/ 4 August 2003

Training Africa’s next leaders

A unique tuition model, afford-ability, and the relevance of learning materials in the African context remain lynchpins of the Unisa Graduate School of Business Leadership’s (SBL) programme offerings.

So says Professor Anton Ferreira, the SBL’s executive director. ‘The SBL has, since its inception in the 1960s, pioneered, utilised and, over the years, refined a multi-mode tuition model of ‘blended learning’ in its programme offerings,” he says.

The SBL’s flagship programme is the master’s degree in business leadership (MBL). ‘As its unique name signifies, the stress is on the development of leadership potential,” Ferreira says. ‘The SBL’s founders were visionary in recognising that, in essence, the master’s degrees in business administration offered by business schools, which started proliferating at the time, should more aptly be named MBL, as the purpose of these was to produce captains of industry and business leaders.”

The Unisa course, the first MBL in the world, focuses on the elusive quality of leadership. Distance learning materials form the basis of delivering the MBL degree and other SBL executive education programmes. But these have always been complemented by compulsory and interactive week-long study schools held at the school every three to six months depending on the specific programme, Ferreira says.

Study groups and group assignments further broaden the basis of the tuition model, while lecturers also travel to main centres as far away as Harare and, most recently, Asmara in Eritrea, for group visits.

‘One outstanding advantage that the SBL therefore brings to pro- spective candidates is this unique teaching model, embodied by the SBL’s ‘Leadership in Practice’ tenet,” Ferreira says. Students remain in the workplace, applying their newly acquired skills on the job.
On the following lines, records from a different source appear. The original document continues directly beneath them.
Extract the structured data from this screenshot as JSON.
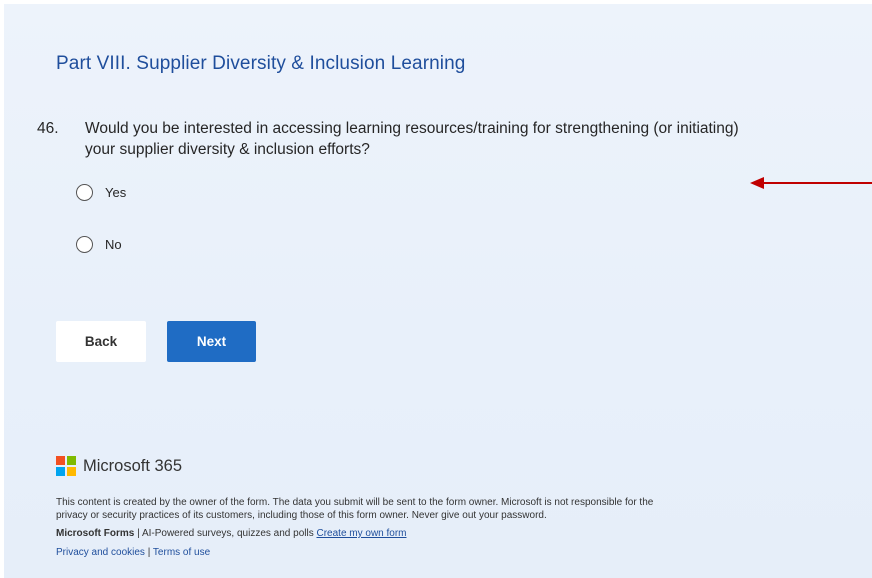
{
  "section": {
    "title": "Part VIII. Supplier Diversity & Inclusion Learning"
  },
  "question": {
    "number": "46.",
    "text_line1": "Would you be interested in accessing learning resources/training for strengthening (or initiating)",
    "text_line2": "your supplier diversity & inclusion efforts?",
    "options": [
      "Yes",
      "No"
    ]
  },
  "annotation": {
    "arrow_color": "#c00000"
  },
  "buttons": {
    "back_label": "Back",
    "next_label": "Next"
  },
  "brand": {
    "logo_text": "Microsoft 365",
    "logo_colors": [
      "#f25022",
      "#7fba00",
      "#00a4ef",
      "#ffb900"
    ]
  },
  "footer": {
    "disclaimer_line1": "This content is created by the owner of the form. The data you submit will be sent to the form owner. Microsoft is not responsible for the",
    "disclaimer_line2": "privacy or security practices of its customers, including those of this form owner. Never give out your password.",
    "product_name": "Microsoft Forms",
    "product_tagline": " | AI-Powered surveys, quizzes and polls ",
    "create_link": "Create my own form",
    "privacy_link": "Privacy and cookies",
    "separator": " | ",
    "terms_link": "Terms of use"
  },
  "colors": {
    "accent": "#1f6cc4",
    "title": "#1f4e9c"
  }
}
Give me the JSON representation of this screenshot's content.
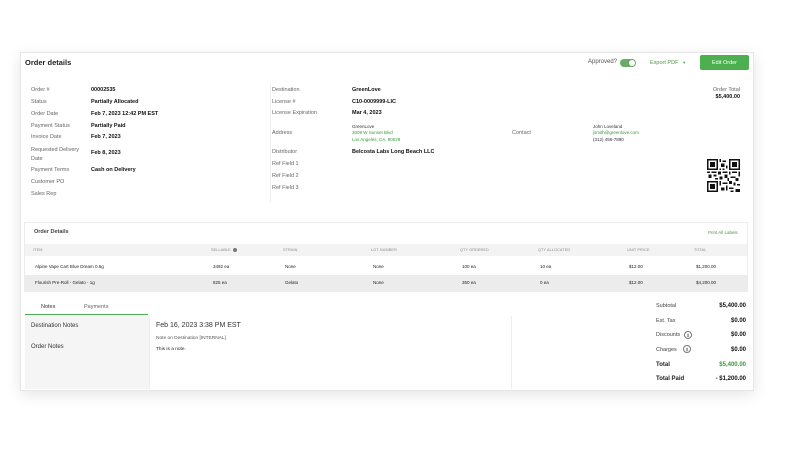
{
  "header": {
    "title": "Order details",
    "approved_label": "Approved?",
    "export_label": "Export PDF",
    "export_caret": "▾",
    "edit_label": "Edit Order"
  },
  "order_info": [
    {
      "label": "Order #",
      "value": "00002535"
    },
    {
      "label": "Status",
      "value": "Partially Allocated"
    },
    {
      "label": "Order Date",
      "value": "Feb 7, 2023 12:42 PM EST"
    },
    {
      "label": "Payment Status",
      "value": "Partially Paid"
    },
    {
      "label": "Invoice Date",
      "value": "Feb 7, 2023"
    },
    {
      "label": "Requested Delivery\nDate",
      "value": "Feb 8, 2023"
    },
    {
      "label": "Payment Terms",
      "value": "Cash on Delivery"
    },
    {
      "label": "Customer PO",
      "value": ""
    },
    {
      "label": "Sales Rep",
      "value": ""
    }
  ],
  "destination": {
    "label": "Destination",
    "value": "GreenLove",
    "license_label": "License #",
    "license": "C10-0009999-LIC",
    "expiration_label": "License Expiration",
    "expiration": "Mar 4, 2023",
    "address_label": "Address",
    "address_name": "GreenLove",
    "address_line1": "3009 W Sunset Blvd",
    "address_line2": "Los Angeles, CA, 90028",
    "distributor_label": "Distributor",
    "distributor": "Belcosta Labs Long Beach LLC",
    "ref1": "Ref Field 1",
    "ref2": "Ref Field 2",
    "ref3": "Ref Field 3"
  },
  "contact": {
    "label": "Contact",
    "name": "John Loveland",
    "email": "jsmith@greenlove.com",
    "phone": "(312) 456-7890"
  },
  "totals_top": {
    "label": "Order Total",
    "value": "$5,400.00"
  },
  "order_details": {
    "title": "Order Details",
    "print_all": "Print All Labels",
    "columns": [
      "ITEM",
      "SELLABLE",
      "STRAIN",
      "LOT NUMBER",
      "QTY ORDERED",
      "QTY ALLOCATED",
      "UNIT PRICE",
      "TOTAL"
    ],
    "rows": [
      [
        "Alpine Vape Cart Blue Dream 0.5g",
        "3492 ea",
        "None",
        "None",
        "100 ea",
        "10 ea",
        "$12.00",
        "$1,200.00"
      ],
      [
        "Flourish Pre-Roll - Gelato - 1g",
        "825 ea",
        "Gelato",
        "None",
        "350 ea",
        "0 ea",
        "$12.00",
        "$4,200.00"
      ]
    ]
  },
  "tabs": {
    "notes": "Notes",
    "payments": "Payments"
  },
  "notes": {
    "items": [
      "Destination Notes",
      "Order Notes"
    ],
    "date": "Feb 16, 2023 3:38 PM EST",
    "meta": "Note on Destination [INTERNAL]",
    "text": "This is a note."
  },
  "summary": {
    "subtotal_label": "Subtotal",
    "subtotal": "$5,400.00",
    "tax_label": "Est. Tax",
    "tax": "$0.00",
    "discounts_label": "Discounts",
    "discounts": "$0.00",
    "charges_label": "Charges",
    "charges": "$0.00",
    "total_label": "Total",
    "total": "$5,400.00",
    "paid_label": "Total Paid",
    "paid": "- $1,200.00",
    "dollar_glyph": "$"
  },
  "colors": {
    "accent": "#4caf50",
    "link": "#3a9a3a"
  }
}
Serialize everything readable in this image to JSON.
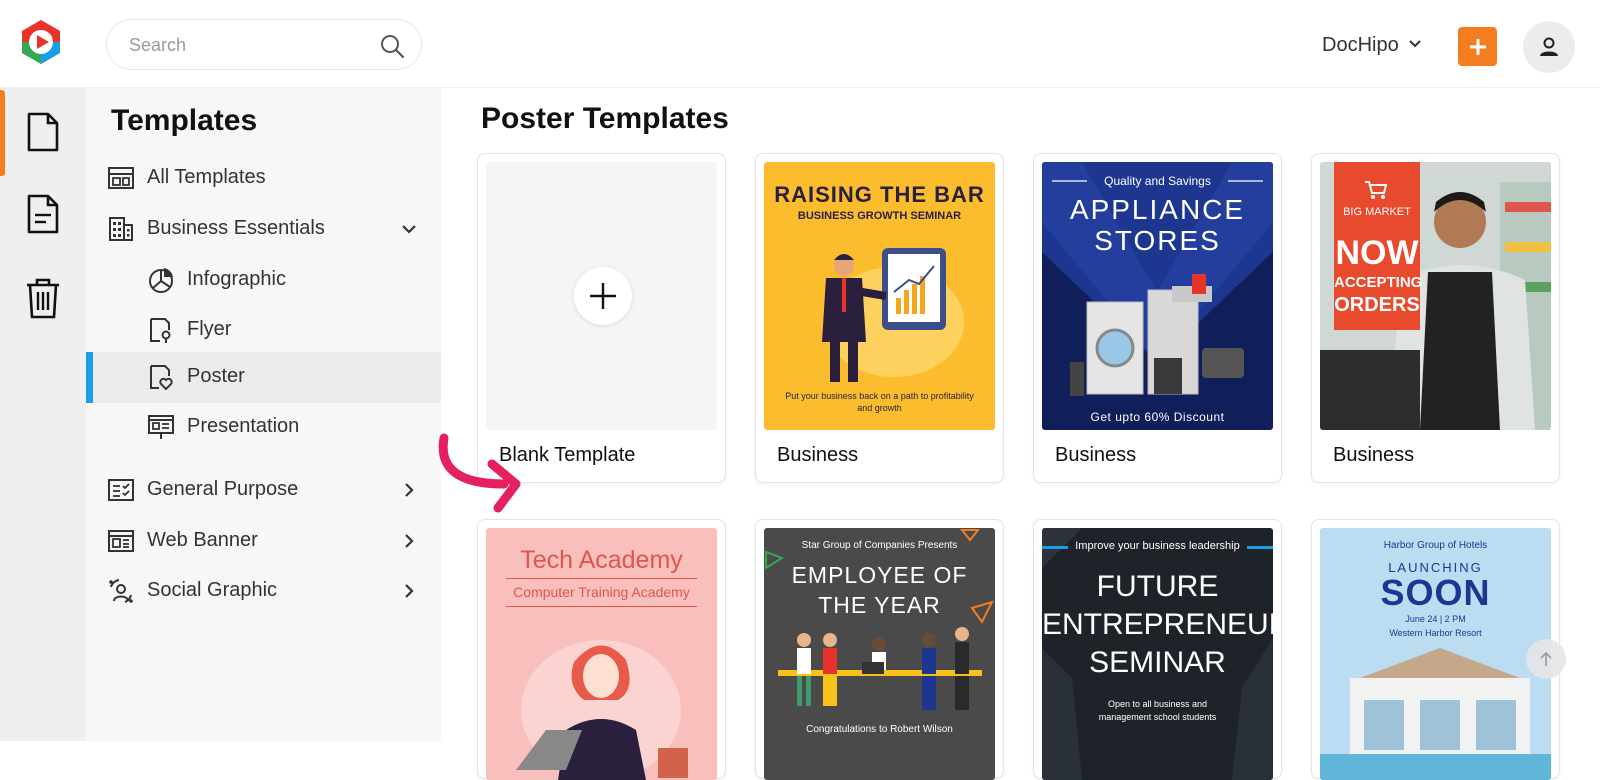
{
  "header": {
    "search_placeholder": "Search",
    "workspace_label": "DocHipo",
    "accent_color": "#f47d20"
  },
  "sidebar": {
    "title": "Templates",
    "items": [
      {
        "label": "All Templates",
        "icon": "layout-grid-icon"
      },
      {
        "label": "Business Essentials",
        "icon": "building-icon",
        "expanded": true
      },
      {
        "label": "Infographic",
        "icon": "pie-chart-icon"
      },
      {
        "label": "Flyer",
        "icon": "flyer-icon"
      },
      {
        "label": "Poster",
        "icon": "poster-icon",
        "active": true
      },
      {
        "label": "Presentation",
        "icon": "presentation-icon"
      },
      {
        "label": "General Purpose",
        "icon": "checklist-icon"
      },
      {
        "label": "Web Banner",
        "icon": "web-banner-icon"
      },
      {
        "label": "Social Graphic",
        "icon": "social-graphic-icon"
      }
    ]
  },
  "main": {
    "title": "Poster Templates",
    "cards": [
      {
        "label": "Blank Template"
      },
      {
        "label": "Business"
      },
      {
        "label": "Business"
      },
      {
        "label": "Business"
      }
    ],
    "posters": {
      "raising": {
        "title": "RAISING THE BAR",
        "subtitle": "BUSINESS GROWTH SEMINAR",
        "footer": "Put your business back on a path to profitability and growth"
      },
      "appliance": {
        "top": "Quality and Savings",
        "title1": "APPLIANCE",
        "title2": "STORES",
        "footer": "Get upto 60% Discount"
      },
      "bigmarket": {
        "top": "BIG MARKET",
        "l1": "NOW",
        "l2": "ACCEPTING",
        "l3": "ORDERS"
      },
      "tech": {
        "title": "Tech Academy",
        "subtitle": "Computer Training Academy"
      },
      "employee": {
        "top": "Star Group of Companies Presents",
        "l1": "EMPLOYEE OF",
        "l2": "THE YEAR",
        "footer": "Congratulations to Robert Wilson"
      },
      "future": {
        "top": "Improve your business leadership",
        "l1": "FUTURE",
        "l2": "ENTREPRENEUR",
        "l3": "SEMINAR",
        "footer": "Open to all business and management school students"
      },
      "launch": {
        "top": "Harbor Group of Hotels",
        "l1": "LAUNCHING",
        "l2": "SOON",
        "date": "June 24 | 2 PM",
        "place": "Western Harbor Resort"
      }
    }
  }
}
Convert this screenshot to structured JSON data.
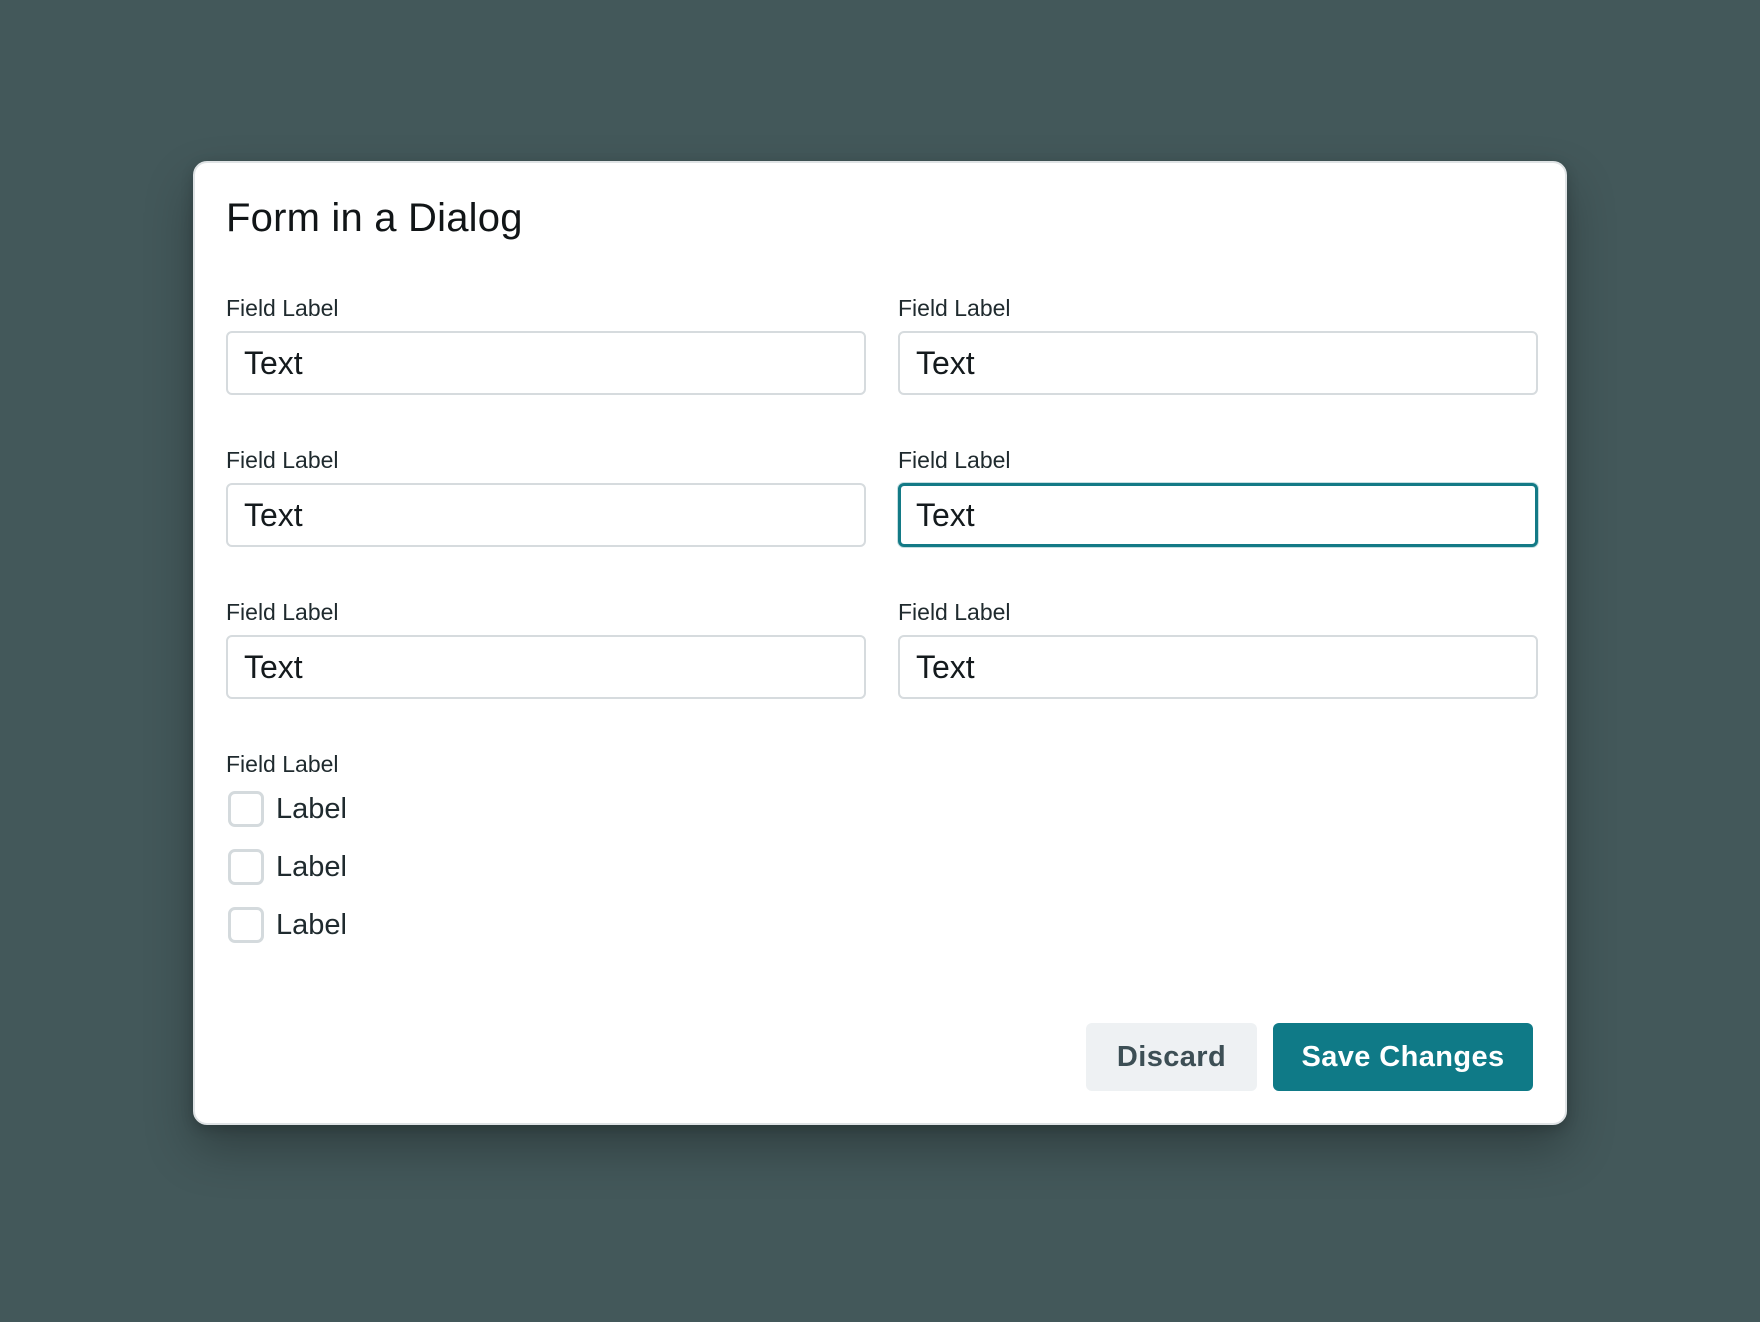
{
  "dialog": {
    "title": "Form in a Dialog",
    "fields": [
      {
        "label": "Field Label",
        "value": "Text"
      },
      {
        "label": "Field Label",
        "value": "Text"
      },
      {
        "label": "Field Label",
        "value": "Text"
      },
      {
        "label": "Field Label",
        "value": "Text",
        "focused": true
      },
      {
        "label": "Field Label",
        "value": "Text"
      },
      {
        "label": "Field Label",
        "value": "Text"
      }
    ],
    "checkbox_group": {
      "label": "Field Label",
      "options": [
        {
          "label": "Label",
          "checked": false
        },
        {
          "label": "Label",
          "checked": false
        },
        {
          "label": "Label",
          "checked": false
        }
      ]
    },
    "actions": {
      "discard_label": "Discard",
      "save_label": "Save Changes"
    }
  },
  "colors": {
    "backdrop": "#43585a",
    "accent": "#0f7a87",
    "focus_border": "#137a86",
    "secondary_button_bg": "#eef1f3"
  }
}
The model also ensures that, in a country and continent with a huge demand for the development of leadership skills, space constraints in terms of the number of students that can be accommodated are not an issue, a feature the SBL shares with its mother institution, Unisa, which has more than 140 000 degree students.

With the advent of the Internet, it is possible for the school to form virtual study groups for geographically dispersed students who are unable to meet on a regular basis for study group and group assignment purposes. This further expands the reach of the SBL’s programmes and increases their accessibility.

Following the advances made in information and communication technologies, the SBL developed and launched its own electronic delivery system in the mid-Nineties, ‘revolutionising open and distance learning and substantially enhancing interactivity in the learning experience”, Ferreira says.

Study material, prescribed reading, case studies, assignments and comments on assignments were from then on available online and in real time, also facilitating direct contact with both lecturers and fellow students on individual and group bases.

The SBL also pioneered in 1972 the development of part-time, tailor-made programmes in line with the specific needs of corporates (Anglo, Barlows, Eskom, Iscor, Sappi, Sasol, Siemens, Vodacom). ‘It delivered these programmes in the workplace, as well as enhanced the learning experience by blending workplace learning with the other elements of the SBL’s multi-modal tuition model,” Ferreira says.

Videoconferencing via satellite and with a global reach is increasingly being explored at the SBL — ‘all the technologies bringing lecturers, students and learning content ever closer together, and striving to enhance elements of contact, taking the distance out of open and distance learning”, Ferreira says.

The SBL also offers an MBA in co-operation with the Open University in the United Kingdom. This MBA brings with it the Open University Business School’s expertise and the European Foundation for Management Development’s sought-after Equis accreditation. The MBA remains a Unisa qualification registered with the South African Qualifications Authority and accredited by the Council on Higher Education, Ferreira stresses.

In March this year, the SBL took a major step when the Unisa council granted it operational autonomy. ‘A newly constituted SBL board will function as a direct committee of the university council, and will exercise all management and governance responsibilities with delegated authority for operational decision-making and full control over revenues and expenses, independent of the corresponding structures within the university,” Ferreira says.

However, ‘academic integrity and the maintenance of the highest academic standards will continue to be assured by direct interaction with the university senate on all formal degree programmes and regarding all senior staff appointments”.

Ferreira refers to a PricewaterhouseCoopers survey confirming that the success of several leading international business schools can be attributed mainly to their obtaining a measure of autonomy from their parent institutions. ‘This enables speedy and appropriate responses as conditions warrant in an extremely competitive business education market,” Ferreira says.

The SBL also records ever-growing student numbers — this year saw a 50% increase in first-year MBLs — and has far outstripped equity targets. Of this year’s intake of 759, 70% are from previously disadvantaged groups, the overwhelming majority being black, while close to 25% are international (mostly from the rest of Africa, but representing more than 30 countries).

The school’s faculty composition is 25% black, close to a third female and has a growing international component. ‘The SBL’s vision is to be the leading business school in Africa, with a focus on developing leadership and management competencies of particular relevance to the challenges faced by emerging economies,” Ferreira says.

The school’s research focus areas reflect this vision — they include Africa change leadership, doing business in Africa, appropriate technologies and corporate governance (in direct association with the Centre for Corporate Citizenship of Unisa).